A Small Place Chapter 1 Summary

  • We open on an unnamed narrator talking to a tourist (referred to as "you") who has just arrived in Antigua, a small island in the Caribbean.
  • The tourist goes through customs easily, lucky to be a resident of a wealthy country and not an Antiguan native who would be harassed at every step during this procedure.
  • The tourist exits the airport and comments on how Antigua is "more beautiful than any of the other islands" (1.1). The tourist is psyched: This is way more exciting than his/her boring life back home.
  • After haggling with a cabbie over fare, the tourist is swept down a "very bad road" (1.2) to his/her hotel. Oddly, the tourist loves these decrepit roads because they're a nice change of pace from the perfect roads back home. Because that makes sense, right?

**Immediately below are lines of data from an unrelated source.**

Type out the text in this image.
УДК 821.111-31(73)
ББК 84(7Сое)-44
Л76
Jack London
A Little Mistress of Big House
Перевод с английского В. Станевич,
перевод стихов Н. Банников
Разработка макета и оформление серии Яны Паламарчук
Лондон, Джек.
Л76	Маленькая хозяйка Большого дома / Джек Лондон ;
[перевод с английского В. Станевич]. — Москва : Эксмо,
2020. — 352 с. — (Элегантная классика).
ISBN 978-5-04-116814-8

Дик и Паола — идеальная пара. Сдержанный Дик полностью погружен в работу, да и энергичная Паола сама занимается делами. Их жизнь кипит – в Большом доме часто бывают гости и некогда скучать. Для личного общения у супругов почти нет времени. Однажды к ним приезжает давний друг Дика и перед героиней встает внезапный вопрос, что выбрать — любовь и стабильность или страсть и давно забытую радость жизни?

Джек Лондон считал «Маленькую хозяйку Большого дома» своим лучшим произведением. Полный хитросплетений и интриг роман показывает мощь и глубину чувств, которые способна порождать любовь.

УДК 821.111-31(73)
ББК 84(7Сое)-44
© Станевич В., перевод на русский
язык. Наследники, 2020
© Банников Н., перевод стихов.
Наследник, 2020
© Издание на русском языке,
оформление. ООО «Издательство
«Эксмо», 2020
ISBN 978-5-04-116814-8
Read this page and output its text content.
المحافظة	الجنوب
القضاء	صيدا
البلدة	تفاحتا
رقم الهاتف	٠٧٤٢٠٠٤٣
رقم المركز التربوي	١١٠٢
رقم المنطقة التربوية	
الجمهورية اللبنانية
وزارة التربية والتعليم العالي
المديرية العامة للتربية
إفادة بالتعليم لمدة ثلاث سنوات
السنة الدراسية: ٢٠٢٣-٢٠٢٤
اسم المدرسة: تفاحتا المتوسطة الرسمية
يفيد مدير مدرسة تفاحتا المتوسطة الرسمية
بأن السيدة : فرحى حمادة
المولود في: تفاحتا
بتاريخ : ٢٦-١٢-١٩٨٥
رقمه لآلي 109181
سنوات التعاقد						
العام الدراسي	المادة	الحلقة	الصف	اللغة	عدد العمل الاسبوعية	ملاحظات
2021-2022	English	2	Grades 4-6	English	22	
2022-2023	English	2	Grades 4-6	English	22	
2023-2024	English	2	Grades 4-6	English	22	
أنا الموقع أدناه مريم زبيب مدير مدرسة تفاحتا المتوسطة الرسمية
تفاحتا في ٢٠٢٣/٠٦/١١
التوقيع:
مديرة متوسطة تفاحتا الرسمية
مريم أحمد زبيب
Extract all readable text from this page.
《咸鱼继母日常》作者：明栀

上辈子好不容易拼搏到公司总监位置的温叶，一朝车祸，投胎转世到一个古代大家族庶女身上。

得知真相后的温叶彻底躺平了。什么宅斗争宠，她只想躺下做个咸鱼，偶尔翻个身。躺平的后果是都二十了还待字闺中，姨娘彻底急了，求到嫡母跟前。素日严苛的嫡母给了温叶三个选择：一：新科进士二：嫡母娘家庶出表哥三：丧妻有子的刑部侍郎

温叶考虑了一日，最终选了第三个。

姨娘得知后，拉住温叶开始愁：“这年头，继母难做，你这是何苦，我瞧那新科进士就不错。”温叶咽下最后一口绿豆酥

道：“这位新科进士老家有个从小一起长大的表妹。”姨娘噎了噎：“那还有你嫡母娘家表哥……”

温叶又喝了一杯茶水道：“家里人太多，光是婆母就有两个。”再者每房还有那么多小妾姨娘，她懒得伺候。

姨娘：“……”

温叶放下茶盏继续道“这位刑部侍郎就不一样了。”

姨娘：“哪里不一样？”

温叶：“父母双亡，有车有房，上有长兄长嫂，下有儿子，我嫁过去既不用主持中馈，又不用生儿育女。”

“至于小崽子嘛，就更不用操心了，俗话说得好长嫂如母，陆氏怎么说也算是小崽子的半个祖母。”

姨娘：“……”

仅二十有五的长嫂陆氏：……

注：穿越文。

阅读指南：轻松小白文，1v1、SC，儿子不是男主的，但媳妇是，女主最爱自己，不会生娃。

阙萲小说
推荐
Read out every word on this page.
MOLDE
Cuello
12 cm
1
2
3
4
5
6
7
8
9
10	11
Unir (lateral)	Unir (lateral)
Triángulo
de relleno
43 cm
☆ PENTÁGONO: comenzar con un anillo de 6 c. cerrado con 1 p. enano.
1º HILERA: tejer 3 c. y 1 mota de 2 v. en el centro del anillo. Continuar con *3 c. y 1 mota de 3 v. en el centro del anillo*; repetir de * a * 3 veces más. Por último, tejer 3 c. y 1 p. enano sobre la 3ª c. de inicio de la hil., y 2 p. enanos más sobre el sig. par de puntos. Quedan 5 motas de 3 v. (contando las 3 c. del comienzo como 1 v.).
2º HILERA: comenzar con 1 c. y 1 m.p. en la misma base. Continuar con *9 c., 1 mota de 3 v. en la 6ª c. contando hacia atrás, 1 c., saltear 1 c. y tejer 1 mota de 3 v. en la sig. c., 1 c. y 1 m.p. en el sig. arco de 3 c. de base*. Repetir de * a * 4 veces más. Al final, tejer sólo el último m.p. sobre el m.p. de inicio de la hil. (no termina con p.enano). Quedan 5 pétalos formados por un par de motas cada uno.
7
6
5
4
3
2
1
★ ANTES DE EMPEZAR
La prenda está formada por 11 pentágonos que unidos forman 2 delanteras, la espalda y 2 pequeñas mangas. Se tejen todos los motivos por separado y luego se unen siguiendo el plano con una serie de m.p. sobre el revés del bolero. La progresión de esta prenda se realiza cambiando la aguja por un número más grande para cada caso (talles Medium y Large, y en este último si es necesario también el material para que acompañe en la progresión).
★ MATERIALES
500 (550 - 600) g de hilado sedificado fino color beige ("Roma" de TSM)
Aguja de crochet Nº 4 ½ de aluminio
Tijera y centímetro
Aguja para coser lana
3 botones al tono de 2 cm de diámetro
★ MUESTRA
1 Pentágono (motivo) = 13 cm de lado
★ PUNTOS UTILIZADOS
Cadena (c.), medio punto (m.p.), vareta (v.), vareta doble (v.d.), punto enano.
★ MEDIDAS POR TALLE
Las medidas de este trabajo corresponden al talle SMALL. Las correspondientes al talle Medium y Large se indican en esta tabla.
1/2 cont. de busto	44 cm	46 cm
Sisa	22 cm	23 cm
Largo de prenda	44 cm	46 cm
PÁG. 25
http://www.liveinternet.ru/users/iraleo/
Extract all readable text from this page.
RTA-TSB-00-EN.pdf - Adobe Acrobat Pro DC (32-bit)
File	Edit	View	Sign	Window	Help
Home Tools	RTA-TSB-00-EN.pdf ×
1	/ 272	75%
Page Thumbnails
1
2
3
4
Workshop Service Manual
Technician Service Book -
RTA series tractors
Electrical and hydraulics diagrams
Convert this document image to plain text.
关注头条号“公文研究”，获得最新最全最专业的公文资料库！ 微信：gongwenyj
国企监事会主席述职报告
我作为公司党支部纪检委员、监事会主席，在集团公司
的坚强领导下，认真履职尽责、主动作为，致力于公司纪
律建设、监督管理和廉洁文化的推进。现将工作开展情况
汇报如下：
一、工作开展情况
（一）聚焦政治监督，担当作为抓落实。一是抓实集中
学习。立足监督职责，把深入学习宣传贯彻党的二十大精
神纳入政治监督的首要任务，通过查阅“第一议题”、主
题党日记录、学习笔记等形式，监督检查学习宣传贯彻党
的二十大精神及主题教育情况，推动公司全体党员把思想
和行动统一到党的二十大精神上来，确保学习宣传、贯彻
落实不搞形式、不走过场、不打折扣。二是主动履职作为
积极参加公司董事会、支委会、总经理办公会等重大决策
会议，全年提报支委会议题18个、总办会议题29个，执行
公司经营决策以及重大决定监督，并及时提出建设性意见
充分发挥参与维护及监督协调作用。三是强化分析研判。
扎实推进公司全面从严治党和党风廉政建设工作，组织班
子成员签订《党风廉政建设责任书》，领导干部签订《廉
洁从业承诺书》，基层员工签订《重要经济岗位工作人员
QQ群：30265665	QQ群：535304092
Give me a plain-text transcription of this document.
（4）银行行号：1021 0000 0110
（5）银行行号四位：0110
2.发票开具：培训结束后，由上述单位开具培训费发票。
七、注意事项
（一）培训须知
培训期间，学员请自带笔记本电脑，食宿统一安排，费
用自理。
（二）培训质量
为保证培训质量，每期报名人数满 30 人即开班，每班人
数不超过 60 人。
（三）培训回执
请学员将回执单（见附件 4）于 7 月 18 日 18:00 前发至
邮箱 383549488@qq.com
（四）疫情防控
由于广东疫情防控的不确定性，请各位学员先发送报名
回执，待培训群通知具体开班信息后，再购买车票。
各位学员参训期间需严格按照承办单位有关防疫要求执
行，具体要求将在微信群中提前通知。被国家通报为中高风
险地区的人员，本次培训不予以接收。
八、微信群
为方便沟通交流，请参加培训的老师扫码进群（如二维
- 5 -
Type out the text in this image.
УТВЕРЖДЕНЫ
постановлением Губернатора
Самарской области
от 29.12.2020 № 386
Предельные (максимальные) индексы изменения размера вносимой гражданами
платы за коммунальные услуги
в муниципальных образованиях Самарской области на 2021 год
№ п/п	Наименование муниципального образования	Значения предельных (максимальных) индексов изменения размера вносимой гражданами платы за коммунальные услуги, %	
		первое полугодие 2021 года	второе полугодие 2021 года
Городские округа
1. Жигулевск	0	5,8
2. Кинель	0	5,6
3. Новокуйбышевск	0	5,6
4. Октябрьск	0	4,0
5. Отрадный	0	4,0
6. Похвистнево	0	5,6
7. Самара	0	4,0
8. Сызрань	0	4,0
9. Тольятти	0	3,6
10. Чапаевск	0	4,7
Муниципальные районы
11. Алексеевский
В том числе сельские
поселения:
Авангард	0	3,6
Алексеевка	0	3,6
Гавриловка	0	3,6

  • The tourist wonders why there are so many fancy Japanese cars on the road. The truth is unsettling: The government (which owns the banks) provides financing for vehicles but not houses, forcing Antiguans to live in substandard conditions while ensuring that tourists get the hoity-toity rides they need.
  • They pass several buildings, including the hospital (famous for being terrible) and the old Antigua Public Library. The library was seriously damaged in the earthquake of 1974 and still hasn't been fixed.
  • Not long after this earthquake Antigua won its independence from England. The tourist (and the West, as a whole) likes to take credit for any success that Antigua has achieved, but the narrator refers to this twisted mentality as "the last straw" (1.3) for her.
  • The cab passes several mansions—one owned by a family of Middle-Eastern merchants, another by an infamous drug dealer, and another by a lady who gets up close and personal with a high-ranking government official. Charming.
  • Oddly, the roads surrounding the drug dealer's mansion are pristine—even nicer than "the road that was paved before the Queen's visit in 1985" (1.3) to make her think that the country was well-cared for.
  • Exhausted from all this darn thinking, the tourist zones out until s/he arrives at the hotel.
  • The narrator then states, rather plainly, that tourists are bad people. She's not saying that they're bad in their everyday lives, but only that their actions as tourists end up hurting the places they visit.
  • The tourist is jealous of the natives because of their so-called simple lives, but this self-centeredness prevents him/her from realizing the harm that s/he is doing.
  • But the truth is that the natives are jealous, too—they wish that they were the ones who could afford to take a nice vacation. But they live in a poor country, so they're forced to be entertainment for people wealthier than them.